Daniel Meister ist Sohn einer weissen Amerikanerin und eines Afroamerikaners. Was der Tod seiner Adoptiv-Grossmutter mit Goerge Floyd zu tun hat. Von Daniel Meister

Vor ein paar Jahren lag meine Grossmutter im Sterben. Es war der Morgen vor Heiligabend, als ich das letzte Mal zu ihr unterwegs war. Ich wusste, dass ich sie danach wahrscheinlich nie mehr sehen würde, denn in den Wochen zuvor hatte sich ihr Gesundheitszustand dramatisch verschlechtert. Also reiste ich etwas ängstlich und im Bewusstsein einer gewissen Endgültigkeit von Zürich nach Basel, wo sich ihr Pflegeheim befand.

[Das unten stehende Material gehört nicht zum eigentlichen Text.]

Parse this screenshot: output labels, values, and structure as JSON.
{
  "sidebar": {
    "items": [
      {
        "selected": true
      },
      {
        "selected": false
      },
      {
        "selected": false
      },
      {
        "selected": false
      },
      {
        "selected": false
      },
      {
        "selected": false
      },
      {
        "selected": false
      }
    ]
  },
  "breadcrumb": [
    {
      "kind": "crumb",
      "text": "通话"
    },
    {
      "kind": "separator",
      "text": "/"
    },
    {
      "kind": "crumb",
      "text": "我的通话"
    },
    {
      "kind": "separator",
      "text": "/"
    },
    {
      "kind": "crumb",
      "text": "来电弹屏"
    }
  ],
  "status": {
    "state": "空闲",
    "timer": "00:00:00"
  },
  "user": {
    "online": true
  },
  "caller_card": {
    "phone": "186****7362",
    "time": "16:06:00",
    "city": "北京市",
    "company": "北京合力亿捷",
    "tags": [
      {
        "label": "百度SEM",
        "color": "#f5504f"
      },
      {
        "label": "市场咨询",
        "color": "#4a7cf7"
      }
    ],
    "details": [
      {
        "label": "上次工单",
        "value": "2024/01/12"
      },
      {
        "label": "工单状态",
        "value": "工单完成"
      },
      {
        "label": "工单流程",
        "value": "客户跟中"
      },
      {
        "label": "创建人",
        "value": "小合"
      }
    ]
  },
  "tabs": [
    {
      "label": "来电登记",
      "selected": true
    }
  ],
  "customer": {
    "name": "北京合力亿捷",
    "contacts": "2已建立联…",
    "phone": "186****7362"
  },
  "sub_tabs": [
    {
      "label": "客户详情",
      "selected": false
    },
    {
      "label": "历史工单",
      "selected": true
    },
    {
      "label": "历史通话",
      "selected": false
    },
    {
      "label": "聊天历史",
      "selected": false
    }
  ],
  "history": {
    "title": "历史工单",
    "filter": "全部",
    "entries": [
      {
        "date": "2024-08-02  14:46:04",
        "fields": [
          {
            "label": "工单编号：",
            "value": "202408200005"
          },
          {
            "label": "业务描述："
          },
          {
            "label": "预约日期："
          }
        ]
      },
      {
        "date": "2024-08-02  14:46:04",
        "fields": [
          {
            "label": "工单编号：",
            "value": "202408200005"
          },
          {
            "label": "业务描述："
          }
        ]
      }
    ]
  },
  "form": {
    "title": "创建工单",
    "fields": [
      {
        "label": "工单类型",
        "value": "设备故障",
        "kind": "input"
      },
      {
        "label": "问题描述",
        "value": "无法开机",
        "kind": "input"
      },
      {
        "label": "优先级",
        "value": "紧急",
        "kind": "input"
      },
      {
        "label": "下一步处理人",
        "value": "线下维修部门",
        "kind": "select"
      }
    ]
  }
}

Mir ist noch in Erinnerung, dass es aussergewöhnlich warm war für die Jahreszeit, mit tiefliegenden Wolken, durch die gelegentlich die Sonne brach, und dass meine Gedanken ständig um Erinnerungen an gemeinsame Erlebnisse mit Grossmutter kreisten und meine Gefühle von dieser hilflosen Traurigkeit bestimmt wurden, die sich über alles legt, wenn einem bewusst wird, dass man bald einen geliebten Menschen verlieren wird. Und daran, dass mich, während ich im Zug nach Basel sass, plötzlich diese Angst davor befiel, dass Grossmutter reden und dabei etwas Falsches sagen könnte, etwas Verletzendes, etwas, was mein Andenken an sie dauerhaft beschädigen würde.

Vielleicht sollte ich an dieser Stelle zwei Dinge erwähnen. Zum einen: Meine Grossmutter war demenzkrank. Dass sie verwirrende oder irritierende Dinge von sich gab, kam daher öfters vor. Als mein Bruder und meine Mutter sie ein paar Monate zuvor zusammen besucht hatten, hatte sie meine Mutter gefragt, wer denn der charmante junge Herr an ihrer Seite sei und ob Mutter gar plane, ein zweites Mal zu heiraten. Es war auch schon einige Male vorgekommen, dass ich nicht sicher war, ob sie mich wirklich erkannt hatte, und meine Familie hatte mich vorgewarnt, dass sie bei den letzten Besuchen, an denen ich gefehlt hatte, gar niemanden mehr erkannt hatte.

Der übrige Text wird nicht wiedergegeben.